Si on faisait un schéma actantiel de l’inscription à la fac, on aurait :
– le même destinateur et destinataire : moi
– un objet : l’inscription à la fac, qui se dédouble en inscription en lettres et en philosophie.
– adjuvants : l’expérience des amis, des personnes administratives gentilles, parfois à défaut d’être compétentes, des jambes en pleine forme et une certaine persévérance
– opposants : la complexité des démarches administratives, les jours d’ouverture, le mélange des facs, les escaliers introuvables, non solum les marches, sed etiam les ascenseurs, la pluie, l’absence d’élocution, le métro et… la fac en soi.

Je ne khûbais, j’étais inscrite en lettres modernes.
J’ai khûbé, j’ai téléphoné pour dire que je ne venais pas mais que je restais inscrite.
Je me suis inscrite en lettres modernes par cet outil si pratique qu’est internet. Et là, acte de boulet suprême, j’ai pensé 3ème année en lisant 3ème semestre. S’ensuit le juste châtiment de cette bourde : un certificat de scolarité en L2, et l’occasion inespérée d’aller voir à quoi ressemble la fac où je suis inscrite depuis 2 ans. This is la quête number 1.

Quête number 2 :
Une donnée : admissibilité et ses crédits bonus sur deux ans.
Une idée : les faire valider en philo pour faire un double cursus.
Un problème : s’il n’y en avait qu’un…
J’ai voulu m’inscrire à Paris III, comme en lettres modernes – ouais, je suis simplette, j’ai deux matières, j’espère naïvement les faire au même endroit. Mais pas de philo à cet endroit, redirigée à Paris I. Pas de réponse au téléphone et, côté mail, le ton est donné par cette sublime réponse (sic) : « si vous vous lez vous inscrire en l3 c’est à cette adresse (suit une adresse mail) ».

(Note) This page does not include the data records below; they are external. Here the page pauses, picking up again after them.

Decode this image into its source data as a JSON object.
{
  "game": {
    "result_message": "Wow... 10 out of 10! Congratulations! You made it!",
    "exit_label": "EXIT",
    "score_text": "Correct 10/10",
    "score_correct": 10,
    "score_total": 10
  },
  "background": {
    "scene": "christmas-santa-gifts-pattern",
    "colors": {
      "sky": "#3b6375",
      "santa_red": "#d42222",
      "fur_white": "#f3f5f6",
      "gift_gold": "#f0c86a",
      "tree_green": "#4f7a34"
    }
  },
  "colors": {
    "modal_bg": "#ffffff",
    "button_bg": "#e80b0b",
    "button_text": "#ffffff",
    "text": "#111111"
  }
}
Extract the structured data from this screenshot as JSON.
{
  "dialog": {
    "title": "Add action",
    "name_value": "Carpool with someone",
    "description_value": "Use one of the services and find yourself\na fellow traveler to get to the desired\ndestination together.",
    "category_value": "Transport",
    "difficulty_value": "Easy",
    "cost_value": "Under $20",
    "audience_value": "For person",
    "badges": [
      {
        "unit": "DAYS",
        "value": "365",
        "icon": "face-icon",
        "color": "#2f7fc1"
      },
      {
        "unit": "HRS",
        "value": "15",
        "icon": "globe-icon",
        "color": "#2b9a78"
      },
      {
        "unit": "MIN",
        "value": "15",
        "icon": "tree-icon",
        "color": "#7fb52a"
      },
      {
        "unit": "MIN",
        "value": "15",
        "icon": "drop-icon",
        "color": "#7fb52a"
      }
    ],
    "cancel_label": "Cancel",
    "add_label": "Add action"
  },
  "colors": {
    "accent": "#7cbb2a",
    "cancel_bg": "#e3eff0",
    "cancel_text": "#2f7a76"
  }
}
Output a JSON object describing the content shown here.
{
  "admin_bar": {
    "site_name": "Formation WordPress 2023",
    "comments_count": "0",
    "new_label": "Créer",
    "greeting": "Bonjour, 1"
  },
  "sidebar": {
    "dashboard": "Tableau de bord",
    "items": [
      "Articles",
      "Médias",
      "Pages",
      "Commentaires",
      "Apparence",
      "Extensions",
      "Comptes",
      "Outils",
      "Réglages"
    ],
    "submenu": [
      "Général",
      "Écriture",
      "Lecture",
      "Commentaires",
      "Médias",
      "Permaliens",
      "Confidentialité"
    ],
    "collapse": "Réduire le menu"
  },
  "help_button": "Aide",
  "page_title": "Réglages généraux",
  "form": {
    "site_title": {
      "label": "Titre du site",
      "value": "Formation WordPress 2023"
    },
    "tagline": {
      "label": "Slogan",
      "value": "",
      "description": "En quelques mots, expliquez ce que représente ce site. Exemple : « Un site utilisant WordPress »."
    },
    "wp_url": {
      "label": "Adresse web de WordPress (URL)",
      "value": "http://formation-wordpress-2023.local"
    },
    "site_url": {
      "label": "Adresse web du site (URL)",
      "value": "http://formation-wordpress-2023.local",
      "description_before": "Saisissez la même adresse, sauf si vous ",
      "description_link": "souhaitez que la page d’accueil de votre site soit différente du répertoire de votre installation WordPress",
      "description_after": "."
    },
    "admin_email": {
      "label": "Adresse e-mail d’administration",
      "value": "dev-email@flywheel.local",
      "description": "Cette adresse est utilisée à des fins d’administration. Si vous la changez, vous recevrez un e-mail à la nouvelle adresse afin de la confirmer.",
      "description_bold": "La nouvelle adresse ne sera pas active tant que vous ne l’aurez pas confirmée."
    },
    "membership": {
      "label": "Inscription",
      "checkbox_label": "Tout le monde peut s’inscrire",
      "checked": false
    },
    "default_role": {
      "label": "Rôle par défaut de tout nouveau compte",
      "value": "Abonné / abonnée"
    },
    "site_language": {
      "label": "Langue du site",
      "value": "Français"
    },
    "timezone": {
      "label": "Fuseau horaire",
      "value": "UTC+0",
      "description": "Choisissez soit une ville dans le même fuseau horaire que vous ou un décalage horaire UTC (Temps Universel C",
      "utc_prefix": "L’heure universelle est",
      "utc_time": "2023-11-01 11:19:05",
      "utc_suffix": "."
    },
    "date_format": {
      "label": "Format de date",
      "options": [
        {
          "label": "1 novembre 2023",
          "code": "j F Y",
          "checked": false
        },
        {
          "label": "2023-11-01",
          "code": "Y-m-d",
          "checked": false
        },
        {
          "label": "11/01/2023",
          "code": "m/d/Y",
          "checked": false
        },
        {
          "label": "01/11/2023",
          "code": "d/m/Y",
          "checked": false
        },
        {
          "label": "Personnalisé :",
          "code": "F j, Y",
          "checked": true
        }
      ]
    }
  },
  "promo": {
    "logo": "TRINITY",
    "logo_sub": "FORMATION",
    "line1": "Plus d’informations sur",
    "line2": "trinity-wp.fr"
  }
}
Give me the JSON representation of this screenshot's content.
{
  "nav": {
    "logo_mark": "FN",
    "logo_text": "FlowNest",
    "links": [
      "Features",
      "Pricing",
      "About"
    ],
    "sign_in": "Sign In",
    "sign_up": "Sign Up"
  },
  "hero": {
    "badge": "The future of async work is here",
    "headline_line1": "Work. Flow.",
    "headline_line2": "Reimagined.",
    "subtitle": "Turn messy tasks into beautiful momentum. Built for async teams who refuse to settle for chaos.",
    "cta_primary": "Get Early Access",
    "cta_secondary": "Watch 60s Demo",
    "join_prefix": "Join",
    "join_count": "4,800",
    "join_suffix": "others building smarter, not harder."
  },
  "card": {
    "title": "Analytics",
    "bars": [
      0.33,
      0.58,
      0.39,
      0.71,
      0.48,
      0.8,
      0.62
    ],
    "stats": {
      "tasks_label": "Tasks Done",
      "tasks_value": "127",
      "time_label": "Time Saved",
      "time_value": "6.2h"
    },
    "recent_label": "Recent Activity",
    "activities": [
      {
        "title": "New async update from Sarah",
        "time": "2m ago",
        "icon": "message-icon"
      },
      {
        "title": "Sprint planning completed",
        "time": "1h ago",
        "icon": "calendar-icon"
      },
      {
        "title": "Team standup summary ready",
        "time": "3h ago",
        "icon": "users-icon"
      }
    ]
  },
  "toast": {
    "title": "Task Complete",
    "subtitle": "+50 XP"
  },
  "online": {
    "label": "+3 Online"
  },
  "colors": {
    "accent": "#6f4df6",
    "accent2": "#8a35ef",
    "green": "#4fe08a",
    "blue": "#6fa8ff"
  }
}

        So aujourd’hui mission commando dans Paris. L’affaire Paris III se règle rapidement, c’est un bonheur. Paris I, c’est nettement plus folklorique. Déjà vous allez à l’autre bout du monde de Paris, dernier arrêt du métro 14. Et là, c’est assez hallucinant. Outre une faune dont on se demande si elle vient réellement là pour travailler (et le contraste avec les jeunes hommes de bonne famille catapultés de nos jours depuis les années 50 est assez frappant), le décor tient le milieu entre le métro et un immense parking mi en travaux, mi squatté. Pour ce qui est des ascenseurs, on en voit de toutes les couleurs selon l’étage que l’on souhaite atteindre : jaune (comme le rire), rouge (la colère ou le sang si vous en êtes au stade du meurtre) et vert (livide) pour le septième ciel administratif. J’y trouve un petit zébulon avec un béret sur la tête, des grandes boucles d’oreilles et un ton sympathique – presque étonnant qu’elle ne vous propose pas de chewing-gum. Deux étages, deux bureaux, avis unanime : il faut s’adresser à la Sorbonne. Fuyons, fuyons.
        Acte II, la Sorbonne. A l’entrée, un Sphinx sans ailes mais très zélé me pose son énigme après que je lui aie demandé si, venant pour l’UFR de philosophie, je pouvais rentrer « Quelle université ? ». Paris I est contre toute attente une bonne réponse. Ne vous réjouissez pas trop, le sésame ouvre sur un labyrinthe dans lequel le fil d’Ariane (même avec un u) ne sert à rien : licence – paris III – partenariat – paris I – crédits – double licence – Tolbiac – là mon interlocuteur a perdu le fil. Et moi mon élocution déjà peu brillante à l’accoutumée – retombée au niveau de mon oral d’histoire où je n’ai jamais du finir une seule phrase. Après être passée pour une demeurée un certain nombre de fois « Mais ici, c’est Paris IV » (naaan, sans déc ?), avoir rencontré l’ancienne prof d’espagnol de le Bruyère, appelé Yannick et maudis la fac entière, j’ai fini par revenir sur mes pas pour interroger l’oracle de l’accueil revenu de sa pause déjeuner. L’UFR de philosophie de Paris I dans les murs de Paris IV localisée – je me prépare à affronter le Minotaure. A la place du monstre, je découvre un Apollon fort aimable (puisque fort mignon et fort serviable) mais fort incompétent (puisqu’il remplace simplement la secrétaire pour récupérer les fiches d’inscriptions pédagogiques). J’ai failli mordre quand on m’a suggéré d’aller voir à Tolbiac et n’ai pas eu la présence d’esprit, lorsqu’on m’a dit de m’inscrire par internet, de leur rappeler que les inscriptions sont proposées en ligne pour l’année… 2006 – 2007. La fac en prise avec son époque.
Pour être lapidaire : nihil.
Moralité : va falloir faire un petit sacrifice – qui pourrais-je bien immoler ?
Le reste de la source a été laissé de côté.